As the world awaits a COVID-19 vaccine and confirmed cases exceed 30M, QUT behavioural researchers say the key to containment rests in understanding human behaviour and how our personalities may influence better cooperative behaviour for the global good.
Personality traits may explain why people both domestically and internationally willingly and subconsciously refuse to cooperate with authorities or even lie about where they have been when crossing state and international borders.
Using previous studies, the researchers found countries like Australia, Canada and India were more agreeable and therefore more compliant although Australia was also considered extraverted which could have the opposite effect. America, on the other hand, ranks low in the agreeability stakes.
QUT behavioural economists Dr Stephen Whyte, Dr Ho Fai Chan and Professor Benno Torgler, in conjunction with the researchers from University of Newcastle (Associate Professor David A. Savage), Deakin University (Dr Ahmed Skali), and Arizona State University (Jordan W. Moon), have just published a ground-breaking new study – Can Psychological Traits Explain Mobility Behavior during the COVID-19 Pandemic? – in the international journal Social Psychological and Personality Science.
The paper combines two studies. First, they analysed Google Mobility data and personality data from 31 countries, both before and after region-specific legislative interventions that sought to control the spread of COVID-19.
The researchers then examined personality and demographic variables for 113,083 individuals across 164 countries collected in March and April of 2020. Their measures are based on the ‘Big Five’ personality traits – openness, conscientiousness, extraversion, agreeableness, and neuroticism.
“With Melbourne in stage four lockdown and new cases of COVID-19 springing up across Australia daily, containment is critical and clearly there needs to be a high level of cooperation and compliance,” Dr Whyte said .
“We found that more agreeable nations are most consistently compliant with mobility restrictions as they are already quite cooperative with lighter levels of enforcements that may have historically existed. Canada, India, Botswana, and Burkina Fasso, for example.
“However, societies higher in openness and extraversion showed populations that remained more mobile after restrictions were brought in, displaying arguably more counter-compliant behaviour. So, while Russia ranks reasonably high for agreeableness, it is among the most extraverted and open countries.”

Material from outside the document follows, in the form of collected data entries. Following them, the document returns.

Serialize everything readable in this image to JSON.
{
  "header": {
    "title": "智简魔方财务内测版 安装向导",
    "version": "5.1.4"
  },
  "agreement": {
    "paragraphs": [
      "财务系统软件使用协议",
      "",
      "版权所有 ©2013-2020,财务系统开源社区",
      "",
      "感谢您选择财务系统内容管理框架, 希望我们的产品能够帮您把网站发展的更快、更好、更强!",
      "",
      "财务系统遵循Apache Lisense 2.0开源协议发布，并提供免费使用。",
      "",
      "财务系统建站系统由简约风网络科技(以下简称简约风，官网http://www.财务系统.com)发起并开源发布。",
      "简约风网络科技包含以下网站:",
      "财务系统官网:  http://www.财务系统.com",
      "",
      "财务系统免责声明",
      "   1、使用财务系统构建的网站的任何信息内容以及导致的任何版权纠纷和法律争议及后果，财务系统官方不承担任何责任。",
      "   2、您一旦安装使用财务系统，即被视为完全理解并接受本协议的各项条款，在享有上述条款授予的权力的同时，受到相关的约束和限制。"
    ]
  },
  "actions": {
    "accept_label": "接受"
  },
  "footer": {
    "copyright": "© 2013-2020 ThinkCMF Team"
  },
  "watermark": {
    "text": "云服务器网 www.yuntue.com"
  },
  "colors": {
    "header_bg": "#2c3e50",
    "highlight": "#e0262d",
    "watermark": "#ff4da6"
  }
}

Dr Whyte said the other most extraverted nations are Puerto Rico, Australia, and Spain. The least extraverted are Slovenia, Indonesia, and French Switzerland. And along with Russia, the most open nations are India and Nigeria, while the least open are China, Estonia, and Chile.
“So, while there are many advantages to having an extraverted personality, including greater socialisation, social and labour advantages, and even greater opportunities to find a partner, the downside is that extraverts are especially prone to defying short term instructions or regulations, and remaining mobile even as the pandemic has worsened,” he said.

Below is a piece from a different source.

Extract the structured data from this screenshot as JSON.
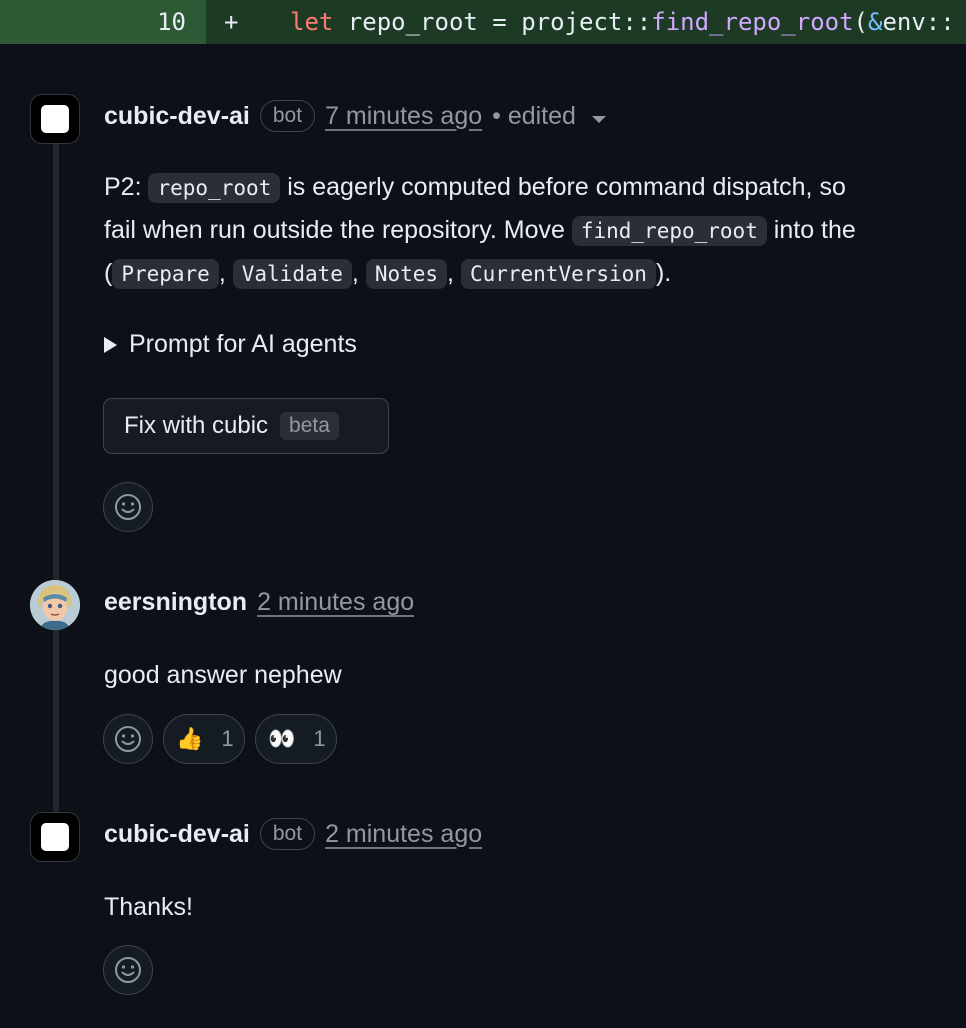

“This is not to say that more extroverted or more open societies are more prone to spreading the pandemic, but their response to increased regulation may not have the desired policy impact intended or needed to effectively control, limit or contain the current pandemic.”
Dr Whyte said their studies explored a period before and after the World Health Organisation declared a world-wide pandemic on 11 March 2020.
“We looked at a set of government response indicators (recorded daily on a country level) on closures and containment relating to schools, workplaces, public events, private gatherings, public transport, residential confinement, and domestic travel, recorded on the Oxford Covid-19 Government Response Tracker,” he said.
“Each indicator categorises the level of strictness of the respective policy on an ordinal scale. From the same database, we also obtained the daily record of the number of Covid-19 related deaths and confirmed cases, taken from the European Centre for Disease Prevention and Control and from the John Hopkins University coronavirus data repository.
“This data revealed that younger, and older respondents are more likely to have stayed home and are less likely to leave home any time soon. Females (compared to males) are also more likely to have stayed home previously and continue to stay at home in the future.
“Without a vaccine, globally, our best and really only strategy to combat and reduce the impact of COVID-19 is a behavioural one. And while regulations can work, understanding how personality traits in conjunction with individual and societal differences impact human behaviour during this pandemic is crucial in ensuring socially positive compliant and cooperative health behaviours.”